GLOBAL

Tips for rethinking student assessment in the GenAI era
Picture this: a final-year business student types a short prompt into ChatGPT and, within minutes, receives a full, polished business plan. Not long ago, creating that plan would have taken weeks of research, brainstorming and revision. Now, thanks to generative AI tools, students can produce impressive-looking assignments in record time. However, here’s the catch: Are they truly learning or are they just submitting what the machine gives them?Universities have long relied on essays, reports and business plans to measure students’ learning. The logic was simple: if a student could write a good essay or present a good business plan, they would understand the subject. However, with tools such as ChatGPT and Claude, the line between student work and machine-generated content has become blurred. It is no longer sufficient to look at the final product; we need to ask how the student got there.
In some universities, staff members have noticed sudden jumps in grades for long essays and written projects. The suspicion is that many students used AI tools to draft pitch decks and plans. However, catching this is difficult. Even advanced AI detectors often miss subtle edits or provide false positives.
Given the challenge of distinguishing what is AI-generated content, it becomes imperative to redefine our assessment strategies. This entails a shift towards evaluating the learning process rather than just the end product.
How we got there
One solution is to shift the focus from what students submit to their working process in the following ways:
• Step-by-step submissions: This would involve breaking large assignments into smaller parts: outlines, early drafts, feedback notes and final versions. In this way, the students can show how their thinking develops over time.
• Oral checks and quick interviews: After handing in a business plan, students could do a short 10-minute chat with their lecturer to explain their choices and defend their ideas. AI tools can help students write; however, they cannot answer follow-up questions or show personal understanding.

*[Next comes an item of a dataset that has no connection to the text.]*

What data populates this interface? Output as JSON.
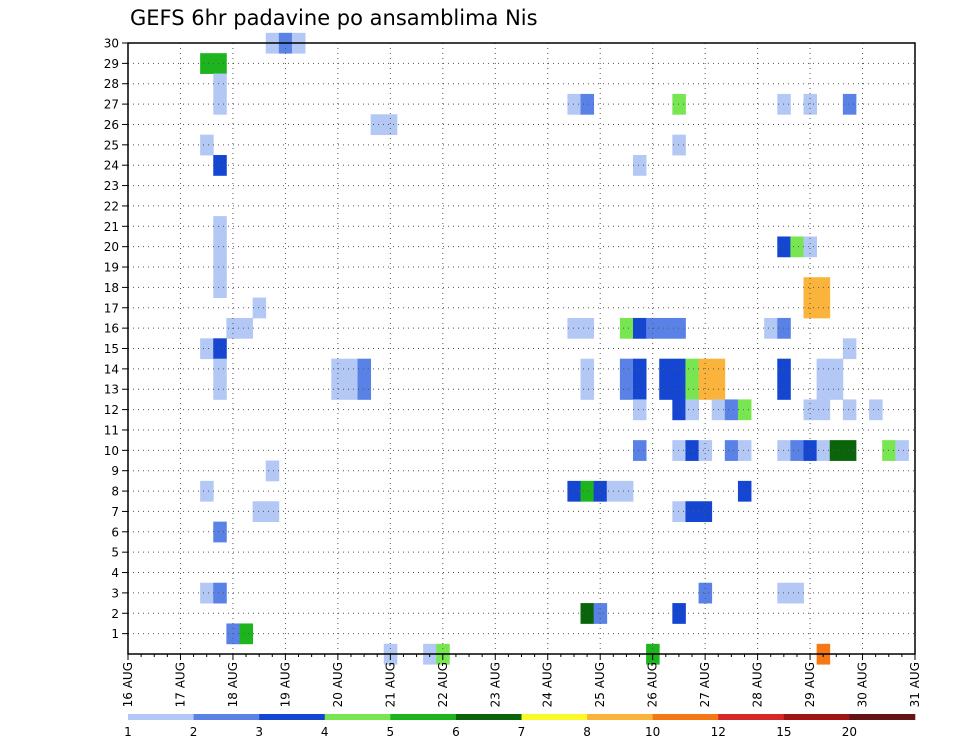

• Live, in-class projects: Replace take-home tasks with workshops where students create materials on-site with limited access to external tools. This mimics real-life team projects and reduces over-reliance on AI.
• AI reflection journals: Instead of banning AI, encourage students to use it but make them reflect on how they used it. What worked? What did not? Where did the AI make mistakes? This teaches critical thinking and gives credit for thoughtful use, not just for copying.
Turning challenge into opportunity
If wisely used, GenAI tools can boost learning. Imagine a management class in which students test an AI’s supply chain recommendations and then break down why the suggestions do or do not work in the real world. This pushes students to evaluate the information and not just repeat it.
Assessment rubrics also require updates. A simple and clear guide might look like this:
• 40% for solid, logical arguments
• 30% for showing how ideas developed over time
• 20% for thoughtful reflection on how AI helped or hurt the work
• 10% for clear, effective communication.
Such rubrics make expectations transparent and encourage students to see AI as a helper rather than a crutch. After addressing how assessment rubrics can be updated, it is equally important to consider the support system for lecturers and tutors in this new educational landscape.
Supporting teachers and students
Lecturers and tutors also require support. Many staff members learn about prompt design, AI limitations and ethical concerns. Universities should offer training workshops to help staff guide students confidently through the new landscape. Shared marking sessions can also help teachers align expectations and tips on identifying authentic work.
Universities will also need to address some of the broader barriers to new ways of assessment, such as:
• Time demands: Process-based tasks may seem to add more grading work, but tools like peer reviews and structured self-assessments can ease the load.
• Access gaps: Not every student has a powerful laptop or a stable internet connection. Universities need to ensure fair access to technology or provide alternative paths.
• Policy gaps: National education bodies are still catching up. In the meantime, universities should set clear, fair guidelines for responsible AI use on their campuses.
Generative AI is reshaping the landscape of higher education. But it does not have to erode learning or academic integrity. With smarter assessment design, we can utilise the power of AI while preserving the heart of education: helping students think deeply, work honestly and grow into capable professionals.
Dr Abdullah Ijaz is a lecturer in business management at the School of Business, Operations and Strategy at Greenwich Business School, University of Greenwich, UK. Dr Madiha Shafiq is head of Tech Valley Research Centre, a social enterprise dedicated to transforming learning experiences through digital innovation. Nishwa Ibrar is head of strategy and partnerships at Tech Valley Pakistan.
This article is a commentary. Commentary articles are the opinion of the authors and do not necessarily reflect the views of University World News.